幽霊高校生のまつりちゃん




それから数日が経って、今日も二重にしようと頑張ってみたけれど、プッシャーで上げたまぶたはすぐに元の位置に戻ってきた。

なにが強力な接着タイプのノリだよ。塗れば一日キープなんて嘘じゃん。一秒ももたなかったよ。

ぶつぶつと商品に文句をつけながら、とりあえず髪の毛だけはアイロンでまっすぐにした。

けれど時間をかけた髪の毛も湿気という天敵のせいで、学校に着く頃にはいつもの無造作ヘアに戻っていた。


……これじゃ、男の子に間違われても仕方ない。

可愛い女の子になるためにはどうしたらいいんだろう。色々とやってみても空回りばかりしてる気がする。


――ガラッ。

ため息をつきながら教室のドアを開けると、なぜか空気がピリッとしていた。

おはようと挨拶できる雰囲気でもなく、不満そうに見つめている女子の視線の先には涼香がいる。

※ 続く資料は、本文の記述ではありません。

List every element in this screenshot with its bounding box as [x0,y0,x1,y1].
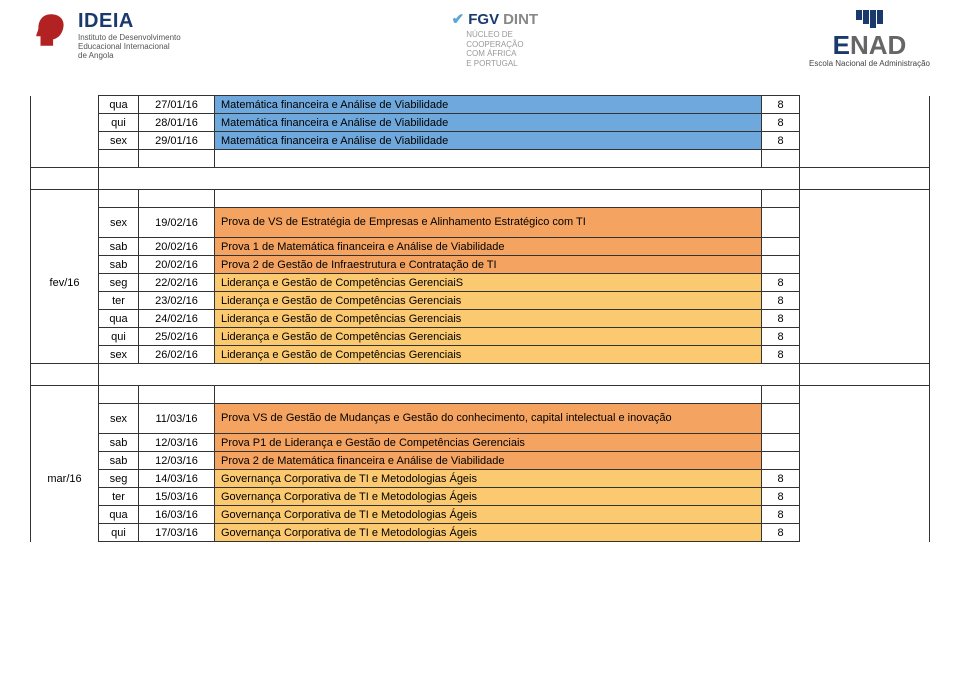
table-row: qua 24/02/16 Liderança e Gestão de Compe… [31,310,930,328]
cell-dow: qua [99,96,139,114]
table-row: sab 12/03/16 Prova 2 de Matemática finan… [31,452,930,470]
logo-fgv: ✔ FGV DINT NÚCLEO DE COOPERAÇÃO COM ÁFRI… [452,10,538,68]
logo-ideia: IDEIA Instituto de Desenvolvimento Educa… [30,10,181,60]
logo-enad: ENAD Escola Nacional de Administração [809,10,930,68]
table-row: sab 20/02/16 Prova 1 de Matemática finan… [31,238,930,256]
table-row: qui 28/01/16 Matemática financeira e Aná… [31,114,930,132]
table-row: fev/16 seg 22/02/16 Liderança e Gestão d… [31,274,930,292]
table-row: qui 25/02/16 Liderança e Gestão de Compe… [31,328,930,346]
table-row: sab 20/02/16 Prova 2 de Gestão de Infrae… [31,256,930,274]
fgv-text: FGV [468,11,499,28]
table-row: qua 16/03/16 Governança Corporativa de T… [31,506,930,524]
dint-text: DINT [503,11,538,28]
table-row: sex 11/03/16 Prova VS de Gestão de Mudan… [31,404,930,434]
enad-nad: NAD [850,30,906,60]
table-row: sex 29/01/16 Matemática financeira e Aná… [31,132,930,150]
cell-date: 27/01/16 [139,96,215,114]
gap-row [31,168,930,190]
ideia-sub: Instituto de Desenvolvimento Educacional… [78,34,181,60]
gap-row [31,364,930,386]
table-row: sex 19/02/16 Prova de VS de Estratégia d… [31,208,930,238]
head-icon [30,10,72,52]
cell-hours: 8 [762,96,800,114]
table-row: sab 12/03/16 Prova P1 de Liderança e Ges… [31,434,930,452]
table-row [31,190,930,208]
fgv-sub: NÚCLEO DE COOPERAÇÃO COM ÁFRICA E PORTUG… [466,30,523,68]
cell-desc: Matemática financeira e Análise de Viabi… [215,96,762,114]
table-row: qua 27/01/16 Matemática financeira e Aná… [31,96,930,114]
ideia-title: IDEIA [78,10,181,33]
enad-e: E [833,30,850,60]
table-row: ter 15/03/16 Governança Corporativa de T… [31,488,930,506]
table-row [31,150,930,168]
table-row: sex 26/02/16 Liderança e Gestão de Compe… [31,346,930,364]
check-icon: ✔ [452,10,465,28]
schedule-table-wrap: qua 27/01/16 Matemática financeira e Aná… [0,95,960,542]
enad-sub: Escola Nacional de Administração [809,59,930,68]
table-row: qui 17/03/16 Governança Corporativa de T… [31,524,930,542]
table-row: ter 23/02/16 Liderança e Gestão de Compe… [31,292,930,310]
cell-month: mar/16 [31,470,99,488]
schedule-table: qua 27/01/16 Matemática financeira e Aná… [30,95,930,542]
page-header: IDEIA Instituto de Desenvolvimento Educa… [0,0,960,95]
table-row: mar/16 seg 14/03/16 Governança Corporati… [31,470,930,488]
cell-month: fev/16 [31,274,99,292]
enad-bars-icon [856,10,883,28]
table-row [31,386,930,404]
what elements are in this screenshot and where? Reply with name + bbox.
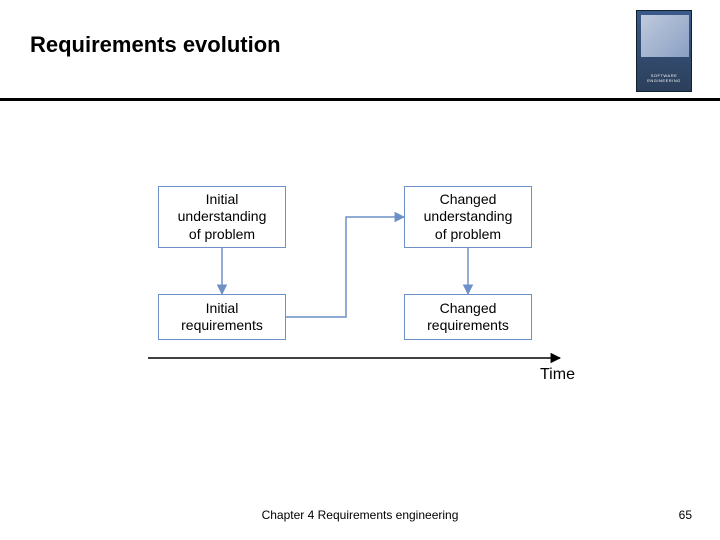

どういうわけかその隣には翼くんもいて、ふたりは仲が良さそうに喋っていた。


「な、なにがあったの?」

私は一番近くにいた友達に聞いてみた。


「涼香が抜け駆けしたんだよ」

「え?」

「翼くんに告白してオッケーもらって彼女になったって」


……う、嘘。

たしかにふたりの距離感はただのクラスメイトという感じではない。

翼くんといつも一緒にいる友達たちも「翼に彼女ができたぞー!」とバカみたいに盛り上がっていた。


「ちょっと男子マジでうるさいから!」

「翼ファンがキレてまーす」

「は?」

殺気立っている女子たちは本当に怖いくらいピリピリしていた。


涼香が翼くんの彼女になった?

教室でもあまり話しているところを見たことがないし、家に遊びに行った時もそんな素振りは一切なかったのに……。


「なんか涼香さ、知らないあいだに連絡先交換して、この前もわざわざ手作りクッキーを焼いてあげたりしてたみたいだよ」

女子が腕組みをしながら呆れた声を出していた。